I’ve seen a lot of concern over the last couple weeks about the production, or lack thereof, of Bears rookie tight end, Cole Kmet.
He’s only seeing the field less than a third of the time and has been targeted just three times and has but one catch for 12 yards. That’s not good for the Bears’ first draft pick. Since this is Chicago we’re talking about, with a tendency to botch high draft picks under Ryan Pace and be adverse to just about all offensive success, it has some screaming that Kmet is already a bust.
Why can’t the first selected tight end and the team’s highest draft pick see the field even half the time? Why isn’t he getting more looks? Is this a coaching failure or an evaluation failure?
It strikes me as odd, because when Kmet was drafted all I heard was that tight end is a position that often sees a difficult NFL transition. The expectation was to not hear much from a rookie.

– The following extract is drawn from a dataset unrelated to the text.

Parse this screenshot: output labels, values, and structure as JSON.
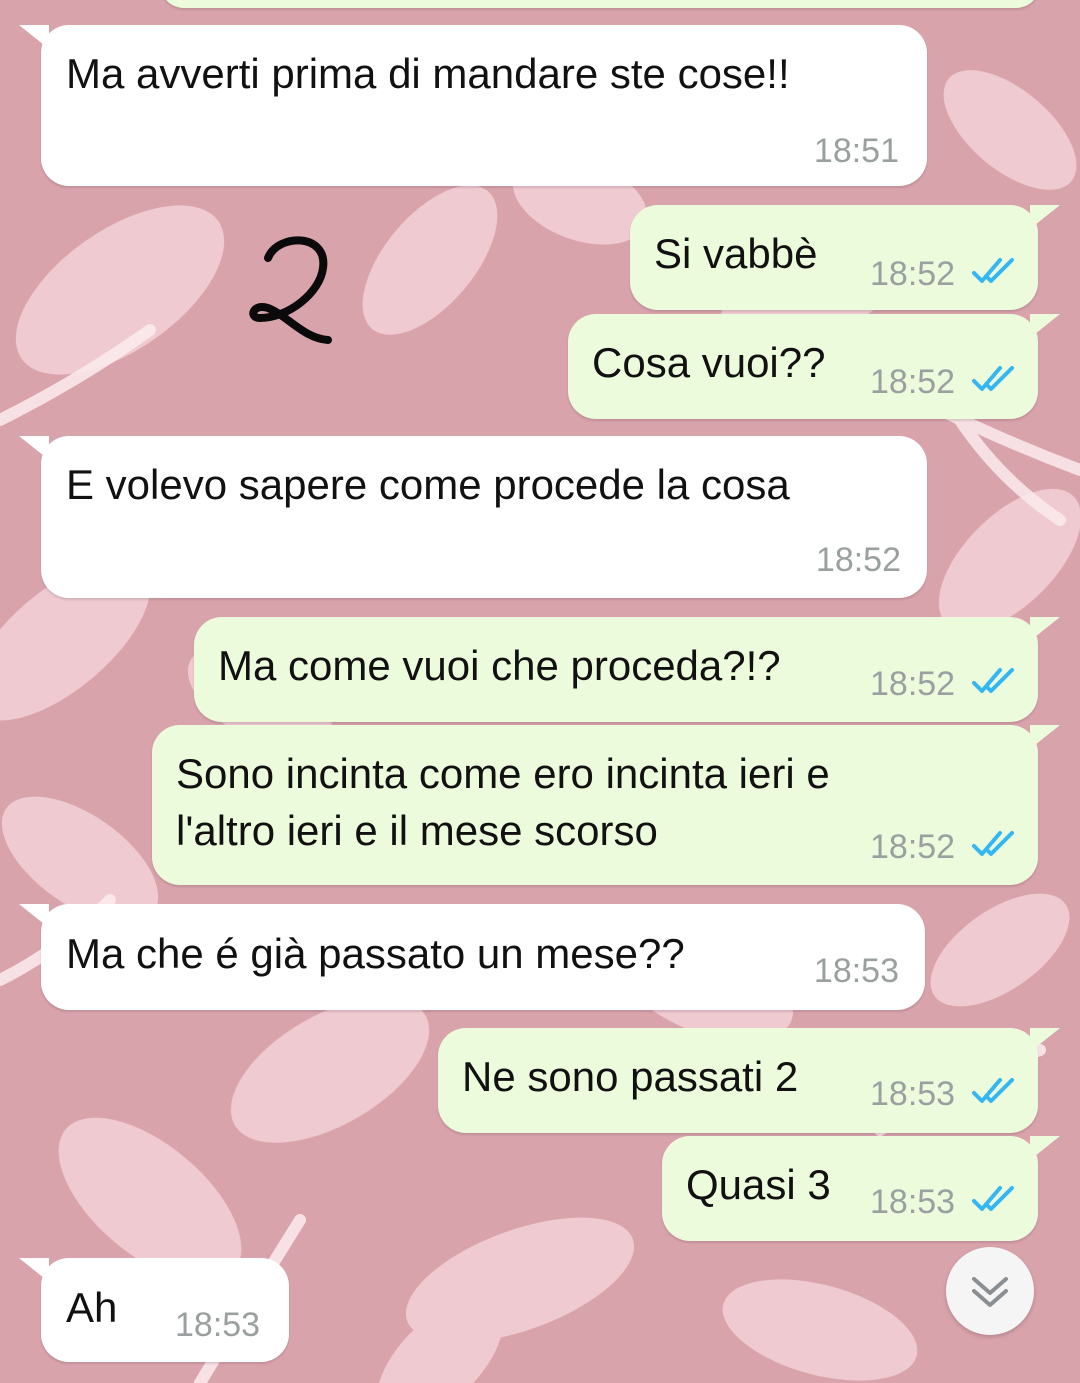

Tight end is also not a position where historically there’s been a lot of breakout rookie stars. Kmet wasn’t projected to be a Rob Gronkowski or early-career Jimmy Graham. He’s not a “move” tight end. He’s more of the blocker and pass-catcher type. Think more Kyle Rudolph and less George Kittle.
Now, with that said, I examined the early contributions of a number of successful tight ends of the last decade and saw two things:
- Is it really difficult for a rookie tight end to make an early impact?
- What is a reasonable expectation for a rookie tight end’s statistical line?
I pulled the stats of several high profile tight ends around the league, both through five games, and then through the end of their rookie seasons, to come up with an average for tight ends that would be considered successful.
Does this mean that Kmet won’t be successful if he can’t hit these averages? No. It also doesn’t mean that he won’t still make an impact this year. Players develop at different rates and at different paces. I merely wanted to see what a decent rookie year for a good tight end might look like.
I would like to note that one of the top tight ends in the league, there’s one notable name missing, Travis Kelce. That’s because he missed his rookie season with a knee injury.
Players through 5 games
|Greg Olsen (2007)||9||4||85||1|
|Jimmy Graham (2010)||1||0||0||0|
|George Kittle (2017)||23||17||166||1|
|Rob Gronkowski (2010)||8||7||86||2|
|Zach Ertz (2013)||11||7||150||0|
|TJ Hockenson (2019)||25||15||186||2|
|Kyle Rudolph (2011)||9||7||98||0|
|Dallas Goedert (2018)||14||12||106||1|
Kmet’s own stats (three targets, one catch, 12 yards, zero touchdowns) most closely matches that of now-teammate Jimmy Graham, who was slow to find a role with the Saints.
It’s kind of a scattershot, but the average line is roughly 12 targets, nine catches, 110 yards and one touchdown. Yes, Kmet is lagging behind a small sample size of rookie tight ends. But this is only a five game sample size.
What should the hope for Kmet’s stats look like come January?
Let’s look further down the road and see what an average rookie season looks like for a decent tight end:
Full Rookie Season stats
|Greg Olsen (2007)||14 (4)||66||39||391||2|
|Jimmy Graham (2010)||15 (5)||44||32||356||5|
|George Kittle (2017)||15 (7)||23||17||166||1|
|Rob Gronkowski (2010)||16 (11)||59||42||546||10|
|Zach Ertz (2013)||16 (3)||57||36||469||4|
|TJ Hockenson (2019)||12 (7)||59||32||367||2|
|Kyle Rudolph (2011)||15 (8)||39||26||249||3|
|Dallas Goedert (2018)||16 (8)||44||33||334||4|
The average stat line of 49 targets, 32 catches, 360 yards and four touchdowns isn’t out of the realm of possibility for Kmet. Yet. he isn’t seeing the field right now, but if he could average three catches a game for the rest of the year, that would amount to 32 receptions.
That’s just the average. If you look at a guy like T.J. Hockenson, he did all of his damage early and he missed a few games with an injury, but then didn’t do much over the latter half of the 2019 season. On the other side of proceedings, Graham did almost nothing early and still finished with pretty close to the average stat line of the group I pulled.
Don’t write off Kmet yet. After all, he’s’ now working with a new quarterback who spreads the ball around and is adjusting to the starting role. If the young tight end can learn the playbook and earn the trust of Nick Foles and Matt Nagy, then we’ll see more production.